Un humain + une équipe d'IA : mon système de collaboration multi-fenêtres
Non pas chercher un modèle plus intelligent, mais concevoir une organisation qui empêche des IA ordinaires de dériver.
Traduction par IA — en attente de relecture humaine. Lire l'original en chinois →
Ce site a été fait par une seule personne, mais il n’a pas été fait seul. Au moment où j’écris ces lignes, trois fenêtres d’IA sont ouvertes sur ma machine : une fenêtre de gestion vient d’émettre la fiche de mission de cet article, une fenêtre d’exécution écrit du code, une troisième attend pour la recette. Je suis assis au milieu, et je fais passer les messages.
Le problème de la fenêtre unique
Quiconque a travaillé longtemps avec une IA a sans doute rencontré le même phénomène : plus la conversation s’allonge, plus elle ressemble à un collègue épuisé. Une fois le contexte saturé, les accords passés tombent silencieusement dans l’oubli ; elle annonce joyeusement que « tout est terminé », et quand on vérifie, les tests n’ont jamais tourné. Ce n’est pas le défaut d’un modèle en particulier — c’est un problème structurel des longues conversations : la mémoire est finie, et l’auto-recette est par nature indigne de confiance.
Ma réponse n’a pas été d’attendre un modèle plus fort, mais de changer de structure d’organisation.
Diriger des IA comme une petite équipe
Aujourd’hui, je monte pour chaque projet un « établi » fixe, avec à peu près ces règles :
- La fenêtre de gestion ne fait que trois choses : écrire les décisions d’architecture, ouvrir les fiches de mission, prononcer la recette. Elle n’écrit pas une ligne de code produit.
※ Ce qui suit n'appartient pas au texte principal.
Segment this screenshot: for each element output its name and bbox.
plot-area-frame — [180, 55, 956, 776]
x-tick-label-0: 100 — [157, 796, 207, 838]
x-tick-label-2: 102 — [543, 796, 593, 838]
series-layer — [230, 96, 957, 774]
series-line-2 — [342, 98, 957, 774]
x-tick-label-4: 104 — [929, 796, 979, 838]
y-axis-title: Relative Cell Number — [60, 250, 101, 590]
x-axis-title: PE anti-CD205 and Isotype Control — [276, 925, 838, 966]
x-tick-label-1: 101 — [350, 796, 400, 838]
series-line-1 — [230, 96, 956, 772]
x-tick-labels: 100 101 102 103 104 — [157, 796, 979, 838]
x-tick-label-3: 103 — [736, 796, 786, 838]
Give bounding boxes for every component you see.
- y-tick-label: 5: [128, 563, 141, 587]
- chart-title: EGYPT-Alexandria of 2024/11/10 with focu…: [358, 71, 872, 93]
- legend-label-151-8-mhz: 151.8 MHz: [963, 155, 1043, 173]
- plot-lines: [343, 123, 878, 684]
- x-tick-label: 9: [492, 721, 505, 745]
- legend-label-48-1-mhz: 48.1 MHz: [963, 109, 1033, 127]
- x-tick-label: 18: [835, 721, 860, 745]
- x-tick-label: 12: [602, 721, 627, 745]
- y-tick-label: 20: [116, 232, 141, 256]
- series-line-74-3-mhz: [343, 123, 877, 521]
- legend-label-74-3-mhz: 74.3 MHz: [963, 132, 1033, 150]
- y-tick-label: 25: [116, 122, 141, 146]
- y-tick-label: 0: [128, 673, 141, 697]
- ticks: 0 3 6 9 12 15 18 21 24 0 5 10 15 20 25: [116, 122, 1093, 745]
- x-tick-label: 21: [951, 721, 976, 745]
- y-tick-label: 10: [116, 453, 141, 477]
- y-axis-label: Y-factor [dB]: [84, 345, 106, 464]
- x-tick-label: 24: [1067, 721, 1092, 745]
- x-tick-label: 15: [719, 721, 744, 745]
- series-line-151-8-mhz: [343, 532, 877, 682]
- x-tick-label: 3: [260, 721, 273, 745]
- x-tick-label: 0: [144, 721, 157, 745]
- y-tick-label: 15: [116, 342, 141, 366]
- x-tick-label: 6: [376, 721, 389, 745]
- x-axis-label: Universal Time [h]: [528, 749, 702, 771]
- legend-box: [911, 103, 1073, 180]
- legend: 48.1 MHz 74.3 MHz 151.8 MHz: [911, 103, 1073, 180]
- Les fenêtres d’exécution travaillent sur fiche de mission. La fiche est un contrat : objectif, périmètre et critères d’acceptation listés point par point, cochés point par point.
- Je suis le bus de messages. Les fenêtres ne se parlent jamais directement ; chaque consigne et chaque résultat passe par moi. Cela paraît inefficace, mais c’est le cœur de la gouvernance : chaque transmission est une occasion de plus de contrôle humain.
Quelques disciplines complètent le dispositif. « Vérifié » doit signifier « commande + sortie » — un « ça devrait aller » ne compte pas. La fenêtre qui écrit le code ne recette jamais son propre travail : la recette est menée par une fenêtre au contexte vierge, sur une épreuve scellée dont l’exécutant n’a jamais vu les questions — précisément pour empêcher le bachotage. Les fenêtres peuvent partir à la retraite et être remplacées à tout moment, selon un protocole de passation fixe ; les fenêtres passent, l’établi et les règles restent.
D’où vient cette habitude
L’un de ses points de départ date de fin juin 2026, quand j’ai décortiqué le projet phare de mon équipe. En suivant ce code, j’ai découvert des outils open source comme superpowers — des cadres pour « fixer des règles à l’IA » — que j’ai disséqués ligne à ligne pour en apprendre la pensée d’architecture. Ce processus m’a fait voir une chose : la fiabilité d’un agent ne vient pas du modèle lui-même, mais de la structure de contraintes qui l’entoure. Plus tard, j’ai franchi un pas de plus : systématiser les outils et méthodes accumulés au fil de mon vibe coding pour en faire murDrift — une discipline d’ingénierie qui empêche un projet au long cours de dériver en silence.
J’ai transporté cette idée du « runtime d’un agent unique » vers « l’organisation de plusieurs fenêtres d’IA », et j’ai poli le processus ci-dessus par essais et erreurs. Le site que vous lisez est passé du dépôt vide à une page d’accueil en ligne en deux jours, à l’intérieur même de ce processus — y compris cet article : à cet instant, il n’est encore qu’un brouillon remis par une fenêtre d’exécution, et selon les règles, il ne compte pour rien tant que je ne l’ai pas révisé mot à mot.
Si vous aussi vous travaillez avec l’IA sur la durée, je n’ai qu’un conseil : ne vous précipitez pas vers un modèle plus intelligent. Donnez d’abord une constitution à votre collaboration.